Regardless of how weak or illogical the argument, if the listener can make a personal connection then the argument will have some traction. This unfortunate aspect of human nature has been exploited in other areas. It's a mainstay of political campaigns. Some who deny the impact of climate change often turn to fanciful Orwellian conspiracy arguments because people are sensitive and distrustful of intrusive government, real or imagined. Climate change proponents will explain ongoing changes that, for many people, are taking place in faraway, remote places; so curiosity, sympathy, or even a few well-meaning baby steps might be achieved but decisive action lies just out of reach - because it hasn't hit home hard enough. It's still very complicated, abstract or nebulous.

That's why you will see more personal connections trying to be made at the Copenhagen Climate Conference that began this week, connections that link climate change to human misery that is happening right now. (A past post of mine cited a UN report that attributed 300,000 deaths annually to climate change.)

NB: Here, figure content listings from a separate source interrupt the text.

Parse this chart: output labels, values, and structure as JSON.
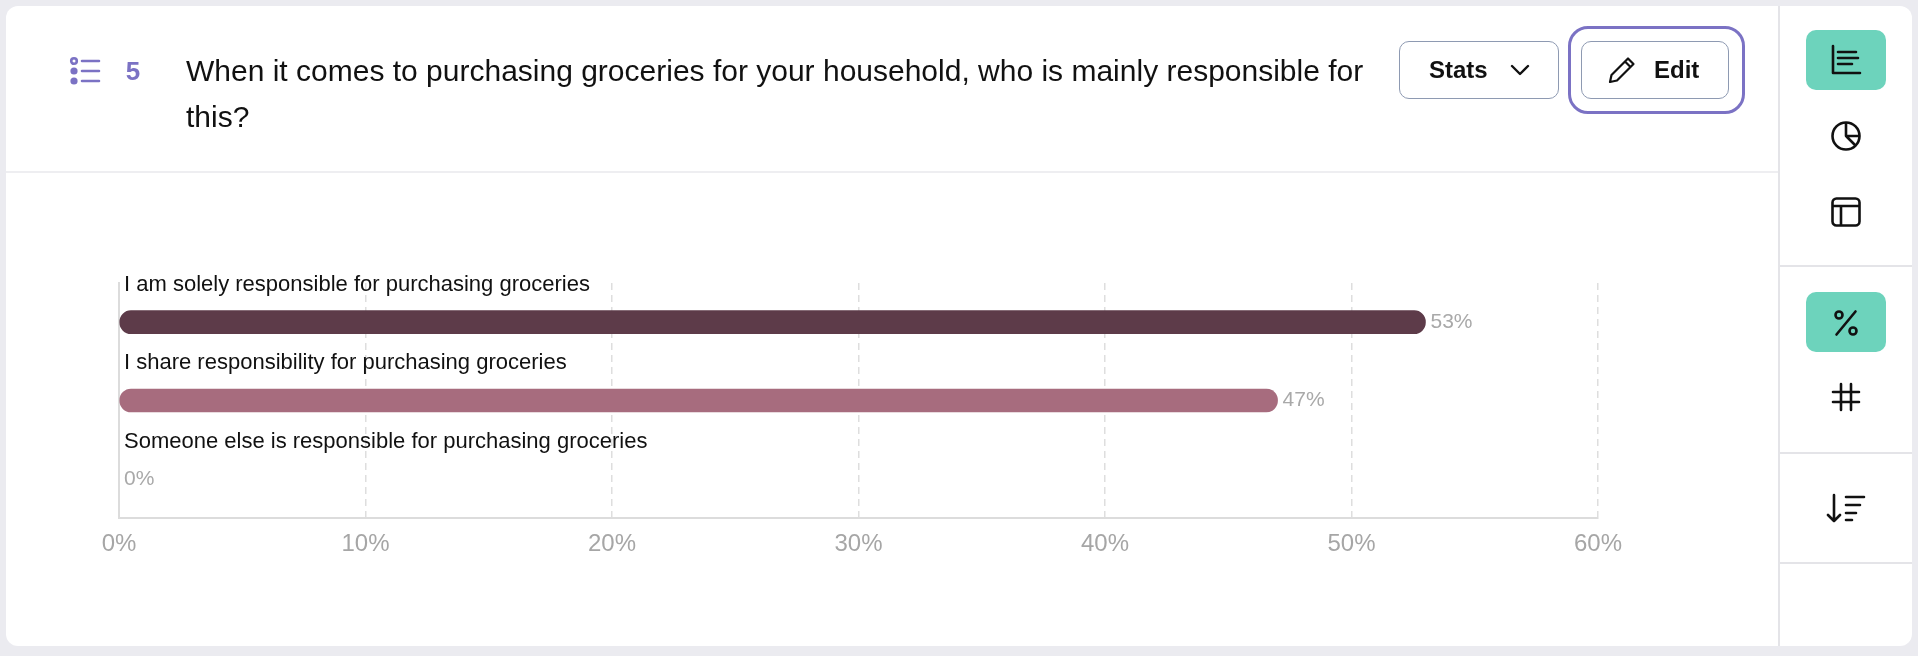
{
  "chart_data": {
    "type": "bar",
    "orientation": "horizontal",
    "title": "When it comes to purchasing groceries for your household, who is mainly responsible for this?",
    "categories": [
      "I am solely responsible for purchasing groceries",
      "I share responsibility for purchasing groceries",
      "Someone else is responsible for purchasing groceries"
    ],
    "values": [
      53,
      47,
      0
    ],
    "colors": [
      "#5d3b49",
      "#a76c7e",
      null
    ],
    "value_labels": [
      "53%",
      "47%",
      "0%"
    ],
    "xlim": [
      0,
      60
    ],
    "xticks": [
      {
        "value": 0,
        "label": "0%"
      },
      {
        "value": 10,
        "label": "10%"
      },
      {
        "value": 20,
        "label": "20%"
      },
      {
        "value": 30,
        "label": "30%"
      },
      {
        "value": 40,
        "label": "40%"
      },
      {
        "value": 50,
        "label": "50%"
      },
      {
        "value": 60,
        "label": "60%"
      }
    ],
    "grid": "x",
    "annotations": [
      "5",
      "Stats",
      "Edit"
    ]
  }
}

But I digress. . . For shark conservation to really have an impact on the general population, the argument needs to be distilled to very personal messages. To say that the loss of reef sharks will disrupt the marine ecology to where we will lose coral or even oxygen is perhaps possible but may be a bit too abstract for most people to embrace. To position sharks as warm and friendly to man, while agreeable to some ardent shark fans, really pushes the envelope beyond what the everyday individual can accept. (Just look at how those "shark huggers" are always portrayed as irresponsible in the media.)

International organizations like CITES, the IUCN, and legislation like the U.S. Senate Bill S850 look after the big picture. We must support these efforts as they set the framework for regulation and, hopefully, enforcement. But to impact the market demand (which can fuel legal and illegal activities), we must make personal connections to win the hearts and minds of the general public.

It's not easy. When I speak with people, I always emphasize the important role sharks play as predators and scavengers; I don't downplay it. But I will try to distill it down to a simple message. In fact my message is the opposite of Mr. Ching-po: without sharks, other fish populations - fish populations that some people depend on - would potentially be less healthy, their numbers would be impacted. Sometimes I see it working, sometimes the light bulbs of recognition turn on - and sometimes not.

Think about personal connections that will resonate with people who are perhaps less committed than you to conserving animals like sharks. Use them and feel free to share them here in this blog.